PELLE displayed new additions to their Tripp series of triangular lighting. The Tripp-Mini Sconce boasts strong geometric lines and angles that result in complex reflections. The Tripp collection also comes in a new rust finish that has a weathered texture.
Atelier Bussière had these fun LOG side tables that were inspired by wood, as the name suggests. The irregular tops are made of engraved granite to look like slices of a cut tree sitting atop colorful hairpin legs.
Kastella’s handcrafted furniture on display included these C401 stools that seem simple at a quick glance, only to discover really beautiful details, like the smooth transition between seat and legs along with a machined brass footrest.
1925Workbench was born from a need of particular hardware for a sliding barn door only to discover it wasn’t easy to find. That led to them designing much more than just gorgeous barn door hardware – they also make custom doors, furniture, and rolling library ladders.
Moving on from the Maker section, we headed to the Canadian by Nature exhibit, which showcased over 60 emerging and established designers and studios of Canadian architecture and design. The section, curated by Paul Makovsky of Metropolis Magazine, gave great insight into some of the best Canadian design out there, including this DST Clock by Lukas Peet. The brilliant design will remove all frustration every six months when it’s time to reset your clock to go on and off Daylight Savings Time. Simply rehang the clock on the other hole to go back or advance an hour.
Also part of the Canadian by Nature display was the Mamba Rug by Watson Soule. I loved the graphic black, white, and green pattern.
Back in 2013 and 2014, we covered the prefab, multi-use Bunkie cabins. The Bunkie company designs were smart, thoughtfully designed, and well, adorable. The company continues to evolve the design adding new modules and beautiful interiors like the one above.
ANONY was a standout at last year’s IDS and they came back through with a new fixture that definitely drew a crowd. The Highwire pendant features weighted light disks that rest on taught cables which allow the user to adjust to change the look and feel of the overall design.

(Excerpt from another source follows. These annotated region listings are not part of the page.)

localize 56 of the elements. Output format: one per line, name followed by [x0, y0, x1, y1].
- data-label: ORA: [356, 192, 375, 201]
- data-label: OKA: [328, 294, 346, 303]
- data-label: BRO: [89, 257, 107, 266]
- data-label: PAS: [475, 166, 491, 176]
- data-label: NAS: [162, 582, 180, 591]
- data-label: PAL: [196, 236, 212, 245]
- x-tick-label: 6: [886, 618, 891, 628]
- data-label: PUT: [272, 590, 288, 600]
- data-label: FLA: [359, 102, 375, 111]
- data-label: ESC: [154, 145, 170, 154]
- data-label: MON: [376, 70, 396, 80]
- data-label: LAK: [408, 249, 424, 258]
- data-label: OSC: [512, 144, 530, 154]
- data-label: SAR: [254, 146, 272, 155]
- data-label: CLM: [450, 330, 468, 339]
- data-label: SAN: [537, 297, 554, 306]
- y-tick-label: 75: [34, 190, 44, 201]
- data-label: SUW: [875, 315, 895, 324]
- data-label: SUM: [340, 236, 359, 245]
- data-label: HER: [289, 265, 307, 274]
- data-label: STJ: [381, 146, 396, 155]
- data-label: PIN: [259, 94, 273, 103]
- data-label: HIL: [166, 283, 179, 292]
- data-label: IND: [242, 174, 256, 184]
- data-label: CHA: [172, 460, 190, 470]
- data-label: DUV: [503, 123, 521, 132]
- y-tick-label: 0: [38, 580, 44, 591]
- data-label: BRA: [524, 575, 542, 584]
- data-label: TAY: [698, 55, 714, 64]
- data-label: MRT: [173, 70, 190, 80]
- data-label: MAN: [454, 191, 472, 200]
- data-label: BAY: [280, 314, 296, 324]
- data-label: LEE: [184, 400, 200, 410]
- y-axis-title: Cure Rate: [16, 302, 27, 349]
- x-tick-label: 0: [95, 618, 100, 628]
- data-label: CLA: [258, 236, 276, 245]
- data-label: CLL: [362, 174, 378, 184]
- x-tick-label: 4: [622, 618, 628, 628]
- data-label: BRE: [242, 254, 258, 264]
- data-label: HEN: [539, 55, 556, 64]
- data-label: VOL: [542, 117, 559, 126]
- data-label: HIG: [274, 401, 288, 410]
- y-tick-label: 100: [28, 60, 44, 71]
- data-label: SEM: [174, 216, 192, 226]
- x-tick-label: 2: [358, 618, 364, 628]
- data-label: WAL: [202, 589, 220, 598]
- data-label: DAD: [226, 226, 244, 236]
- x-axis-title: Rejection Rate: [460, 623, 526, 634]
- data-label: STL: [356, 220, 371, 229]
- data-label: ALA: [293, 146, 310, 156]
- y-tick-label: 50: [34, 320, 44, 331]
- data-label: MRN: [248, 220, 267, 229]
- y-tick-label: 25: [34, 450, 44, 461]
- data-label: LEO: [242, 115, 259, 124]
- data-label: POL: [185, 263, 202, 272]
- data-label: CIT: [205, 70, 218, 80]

COFO Design launched their first collaboration with freshly graduated designer, Trish Roque. Their design model aims to give up and coming designers a start by co-producing the work with them and guiding them along the design process from start to finish. The Roque chair mixes Japanese and Scandinavian design sensibilities with its cold-rolled steel frame in a brushed black satin polish finish and its oversized upholstered seat.